18.06 Linear Algebra, Spring 2010
Transcript – Lecture 21
OK. So this is the first lecture on eigenvalues and eigenvectors, and that's a big
subject that will take up most of the rest of the course.
It's, again, matrices are square and we're looking now for some special numbers, the
eigenvalues, and some special vectors, the eigenvectors. And so this lecture is
mostly about what are these numbers, and then the other lectures are about how do
we use them, why do we want them.
OK, so what's an eigenvector? Maybe I'll start with eigenvector. What's an
eigenvector? So I have a matrix A. OK.
What does a matrix do? It acts on vectors.
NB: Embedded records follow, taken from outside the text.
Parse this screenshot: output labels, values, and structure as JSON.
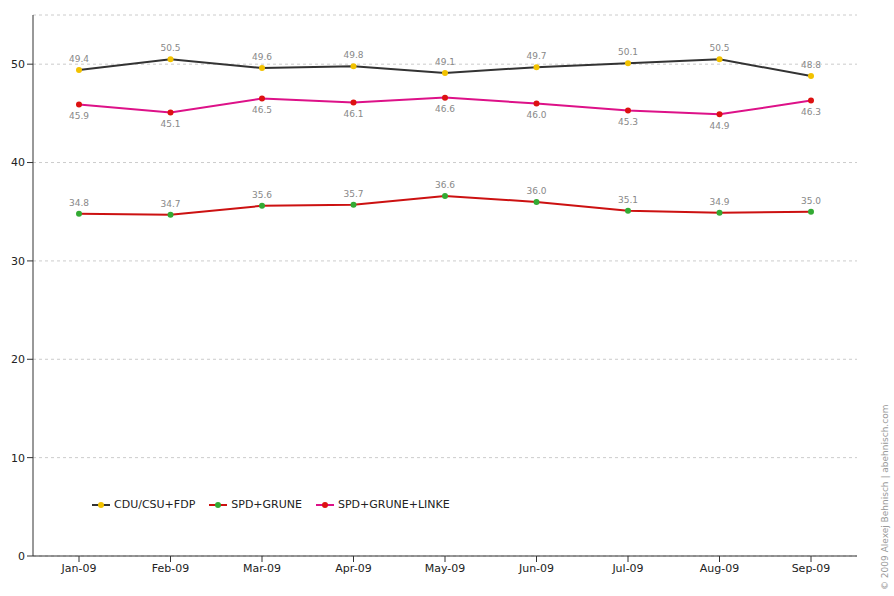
{
  "chart_data": {
    "type": "line",
    "categories": [
      "Jan-09",
      "Feb-09",
      "Mar-09",
      "Apr-09",
      "May-09",
      "Jun-09",
      "Jul-09",
      "Aug-09",
      "Sep-09"
    ],
    "series": [
      {
        "name": "CDU/CSU+FDP",
        "color": "#333333",
        "values": [
          49.4,
          50.5,
          49.6,
          49.8,
          49.1,
          49.7,
          50.1,
          50.5,
          48.8
        ]
      },
      {
        "name": "SPD+GRUNE",
        "color": "#cc1111",
        "values": [
          34.8,
          34.7,
          35.6,
          35.7,
          36.6,
          36.0,
          35.1,
          34.9,
          35.0
        ]
      },
      {
        "name": "SPD+GRUNE+LINKE",
        "color": "#dd1188",
        "values": [
          45.9,
          45.1,
          46.5,
          46.1,
          46.6,
          46.0,
          45.3,
          44.9,
          46.3
        ]
      }
    ],
    "ylim": [
      0,
      55
    ],
    "yticks": [
      0,
      10,
      20,
      30,
      40,
      50
    ],
    "grid": true,
    "data_labels": true,
    "legend": "lower left",
    "marker": "circle",
    "annotations": [
      "© 2009 Alexej Behnisch | abehnisch.com"
    ]
  }
}
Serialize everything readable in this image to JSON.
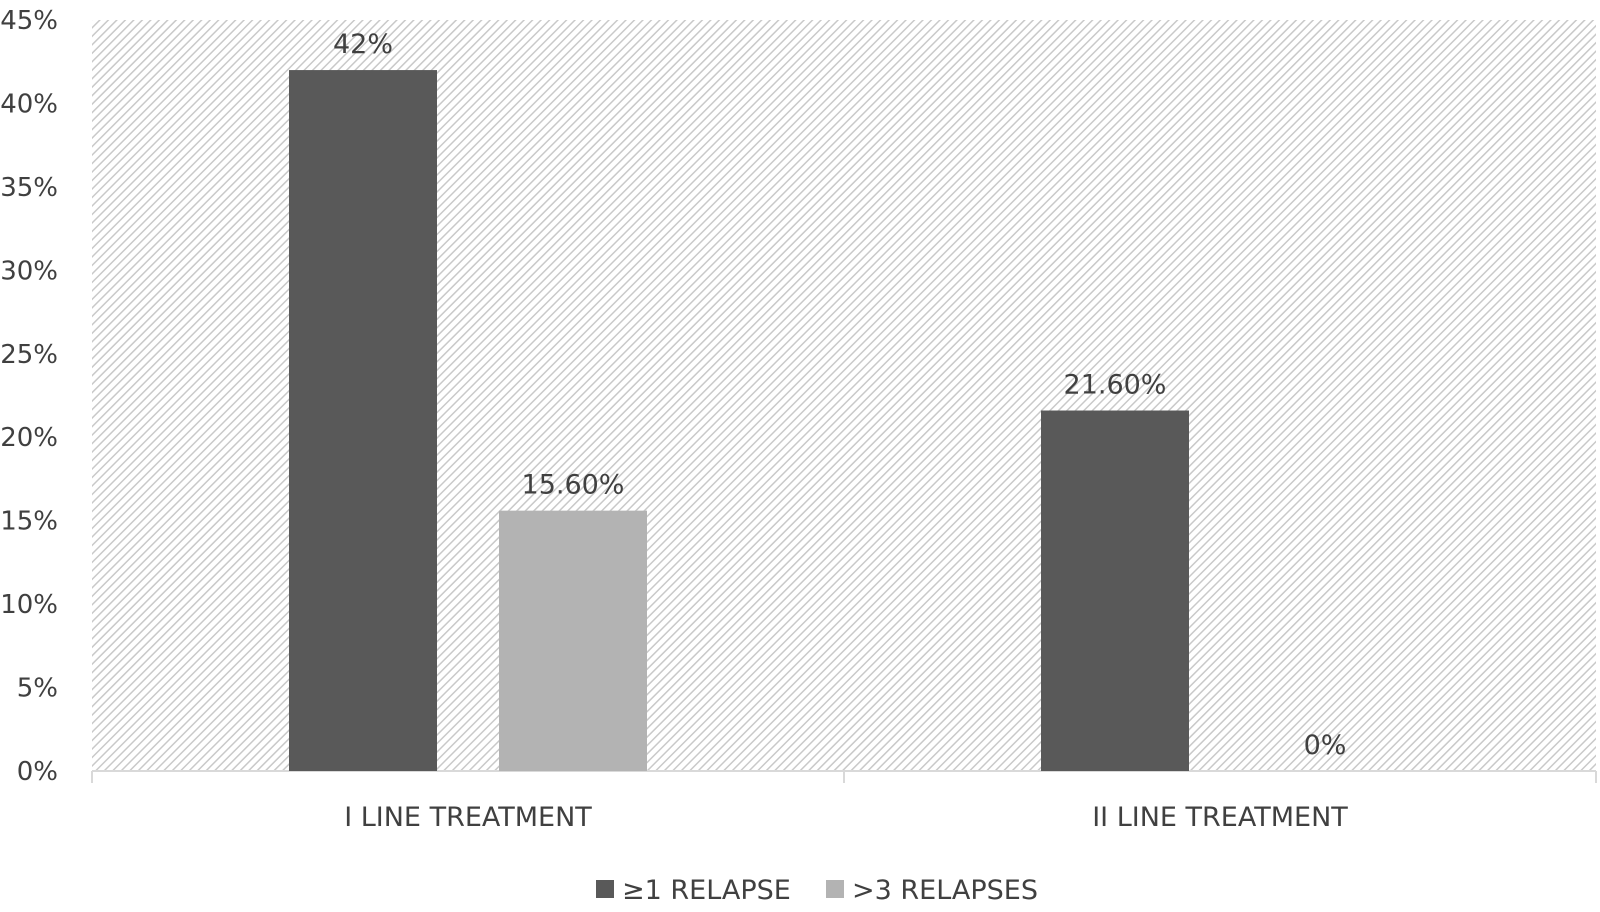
{
  "chart_data": {
    "type": "bar",
    "categories": [
      "I LINE TREATMENT",
      "II LINE TREATMENT"
    ],
    "series": [
      {
        "name": "≥1 RELAPSE",
        "values": [
          42,
          21.6
        ],
        "labels": [
          "42%",
          "21.60%"
        ],
        "color": "#595959"
      },
      {
        "name": ">3 RELAPSES",
        "values": [
          15.6,
          0
        ],
        "labels": [
          "15.60%",
          "0%"
        ],
        "color": "#b3b3b3"
      }
    ],
    "ylim": [
      0,
      45
    ],
    "yticks": [
      0,
      5,
      10,
      15,
      20,
      25,
      30,
      35,
      40,
      45
    ],
    "ytick_labels": [
      "0%",
      "5%",
      "10%",
      "15%",
      "20%",
      "25%",
      "30%",
      "35%",
      "40%",
      "45%"
    ],
    "grid": false,
    "plot_background": "diagonal-hatch",
    "legend_position": "bottom-center"
  }
}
It multiplies vectors x. So the way that matrix acts is in goes a vector x and out
comes a vector Ax. It's like a function. With a function in calculus, in goes a number
x, out comes f(x).
Here in linear algebra we're up in more dimensions.
In goes a vector x, out comes a vector Ax.
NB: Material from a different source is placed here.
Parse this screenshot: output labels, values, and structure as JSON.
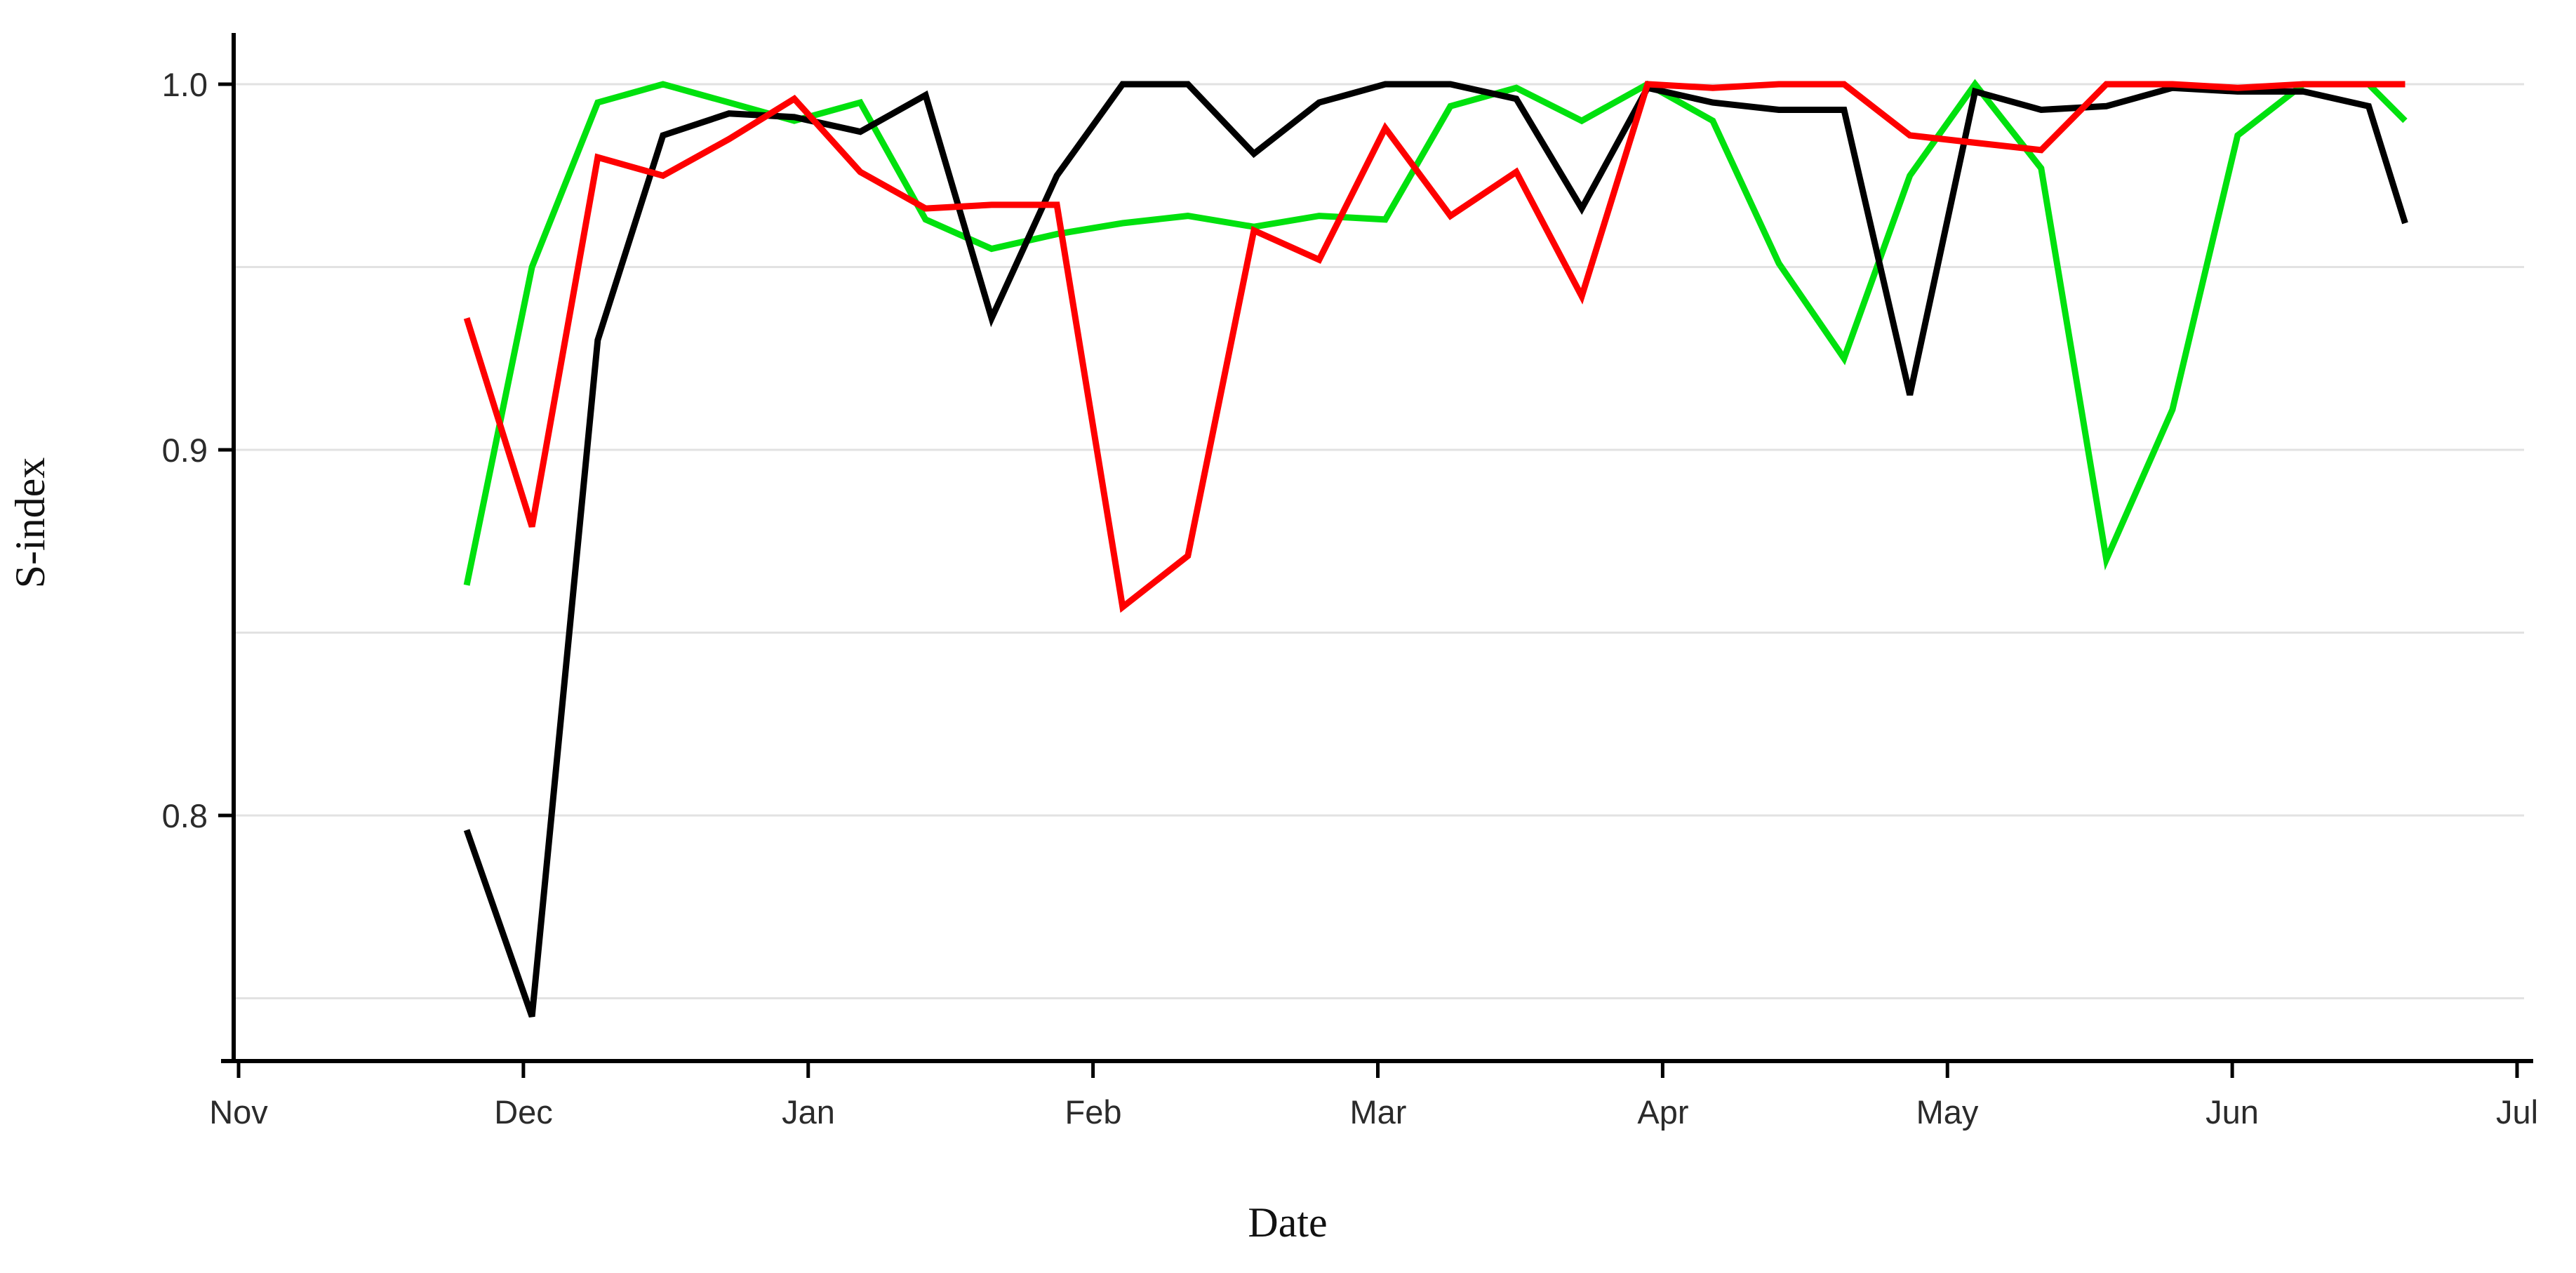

And the vectors I'm specially interested in are the ones the come out in the same
direction that they went in. That won't be typical. Most vectors, Ax is in -- points in
some different direction.
But there are certain vectors where Ax comes out parallel to x. And those are the
So Ax parallel to x. Those are the eigenvectors.
And what do I mean by parallel? Oh, much easier to just state it in an equation. Ax is
some multiple -- and everybody calls that multiple lambda -- of x.
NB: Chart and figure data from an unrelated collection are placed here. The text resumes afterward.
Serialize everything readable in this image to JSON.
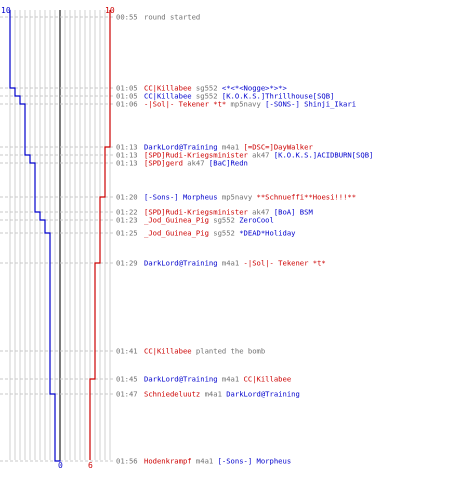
{
  "colors": {
    "ct": "#0000cc",
    "t": "#cc0000",
    "text": "#707070",
    "grid": "#d0d0d0",
    "rows": "#c8c8c8",
    "divider": "#222222"
  },
  "axis": {
    "ct_start": "10",
    "t_start": "10",
    "ct_end": "0",
    "t_end": "6"
  },
  "events": [
    {
      "time": "00:55",
      "parts": [
        {
          "text": "round started",
          "team": "text"
        }
      ]
    },
    {
      "time": "01:05",
      "parts": [
        {
          "text": "CC|Killabee",
          "team": "t"
        },
        {
          "text": " sg552 ",
          "team": "text"
        },
        {
          "text": "<*<*<Nogge>*>*>",
          "team": "ct"
        }
      ]
    },
    {
      "time": "01:05",
      "parts": [
        {
          "text": "CC|Killabee",
          "team": "ct"
        },
        {
          "text": " sg552 ",
          "team": "text"
        },
        {
          "text": "[K.O.K.S.]Thrillhouse[SQB]",
          "team": "ct"
        }
      ]
    },
    {
      "time": "01:06",
      "parts": [
        {
          "text": "-|Sol|- Tekener *t*",
          "team": "t"
        },
        {
          "text": " mp5navy ",
          "team": "text"
        },
        {
          "text": "[-SONS-] Shinji_Ikari",
          "team": "ct"
        }
      ]
    },
    {
      "time": "01:13",
      "parts": [
        {
          "text": "DarkLord@Training",
          "team": "ct"
        },
        {
          "text": " m4a1 ",
          "team": "text"
        },
        {
          "text": "[=DSC=]DayWalker",
          "team": "t"
        }
      ]
    },
    {
      "time": "01:13",
      "parts": [
        {
          "text": "[SPD]Rudi-Kriegsminister",
          "team": "t"
        },
        {
          "text": " ak47 ",
          "team": "text"
        },
        {
          "text": "[K.O.K.S.]ACIDBURN[SQB]",
          "team": "ct"
        }
      ]
    },
    {
      "time": "01:13",
      "parts": [
        {
          "text": "[SPD]gerd",
          "team": "t"
        },
        {
          "text": " ak47 ",
          "team": "text"
        },
        {
          "text": "[BaC]Redn",
          "team": "ct"
        }
      ]
    },
    {
      "time": "01:20",
      "parts": [
        {
          "text": "[-Sons-] Morpheus",
          "team": "ct"
        },
        {
          "text": " mp5navy ",
          "team": "text"
        },
        {
          "text": "**Schnueffi**Hoesi!!!**",
          "team": "t"
        }
      ]
    },
    {
      "time": "01:22",
      "parts": [
        {
          "text": "[SPD]Rudi-Kriegsminister",
          "team": "t"
        },
        {
          "text": " ak47 ",
          "team": "text"
        },
        {
          "text": "[BoA] BSM",
          "team": "ct"
        }
      ]
    },
    {
      "time": "01:23",
      "parts": [
        {
          "text": "_Jod_Guinea_Pig",
          "team": "t"
        },
        {
          "text": " sg552 ",
          "team": "text"
        },
        {
          "text": "ZeroCool",
          "team": "ct"
        }
      ]
    },
    {
      "time": "01:25",
      "parts": [
        {
          "text": "_Jod_Guinea_Pig",
          "team": "t"
        },
        {
          "text": " sg552 ",
          "team": "text"
        },
        {
          "text": "*DEAD*Holiday",
          "team": "ct"
        }
      ]
    },
    {
      "time": "01:29",
      "parts": [
        {
          "text": "DarkLord@Training",
          "team": "ct"
        },
        {
          "text": " m4a1 ",
          "team": "text"
        },
        {
          "text": "-|Sol|- Tekener *t*",
          "team": "t"
        }
      ]
    },
    {
      "time": "01:41",
      "parts": [
        {
          "text": "CC|Killabee",
          "team": "t"
        },
        {
          "text": " planted the bomb",
          "team": "text"
        }
      ]
    },
    {
      "time": "01:45",
      "parts": [
        {
          "text": "DarkLord@Training",
          "team": "ct"
        },
        {
          "text": " m4a1 ",
          "team": "text"
        },
        {
          "text": "CC|Killabee",
          "team": "t"
        }
      ]
    },
    {
      "time": "01:47",
      "parts": [
        {
          "text": "Schniedeluutz",
          "team": "t"
        },
        {
          "text": " m4a1 ",
          "team": "text"
        },
        {
          "text": "DarkLord@Training",
          "team": "ct"
        }
      ]
    },
    {
      "time": "01:56",
      "parts": [
        {
          "text": "Hodenkrampf",
          "team": "t"
        },
        {
          "text": " m4a1 ",
          "team": "text"
        },
        {
          "text": "[-Sons-] Morpheus",
          "team": "ct"
        }
      ]
    }
  ],
  "chart_data": {
    "type": "line",
    "title": "",
    "xlabel": "",
    "ylabel": "",
    "x": [
      "00:55",
      "01:05",
      "01:05",
      "01:06",
      "01:13",
      "01:13",
      "01:13",
      "01:20",
      "01:22",
      "01:23",
      "01:25",
      "01:29",
      "01:41",
      "01:45",
      "01:47",
      "01:56"
    ],
    "series": [
      {
        "team": "ct",
        "values": [
          10,
          9,
          8,
          7,
          7,
          6,
          5,
          5,
          4,
          3,
          2,
          2,
          2,
          2,
          1,
          0
        ]
      },
      {
        "team": "t",
        "values": [
          10,
          10,
          10,
          10,
          9,
          9,
          9,
          8,
          8,
          8,
          8,
          7,
          7,
          6,
          6,
          6
        ]
      }
    ],
    "ylim": [
      0,
      10
    ],
    "grid": true
  }
}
That's our big equation. We look for special vectors -- and remember most vectors
won't be eigenvectors -- that -- for which Ax is in the same direction as x, and by
same direction I allow it to be the very opposite direction, I allow lambda to be
negative or zero. Well, I guess we've met the eigenvectors that have eigenvalue
zero. Those are in the same direction, but they're -- in a kind of very special way. So
this -- the eigenvector x. Lambda, whatever this multiplying factor is, whether it's six
or minus six or zero or even some imaginary number, that's the eigenvalue.
So there's the eigenvalue, there's the eigenvector.
Let's just take a second on eigenvalue zero.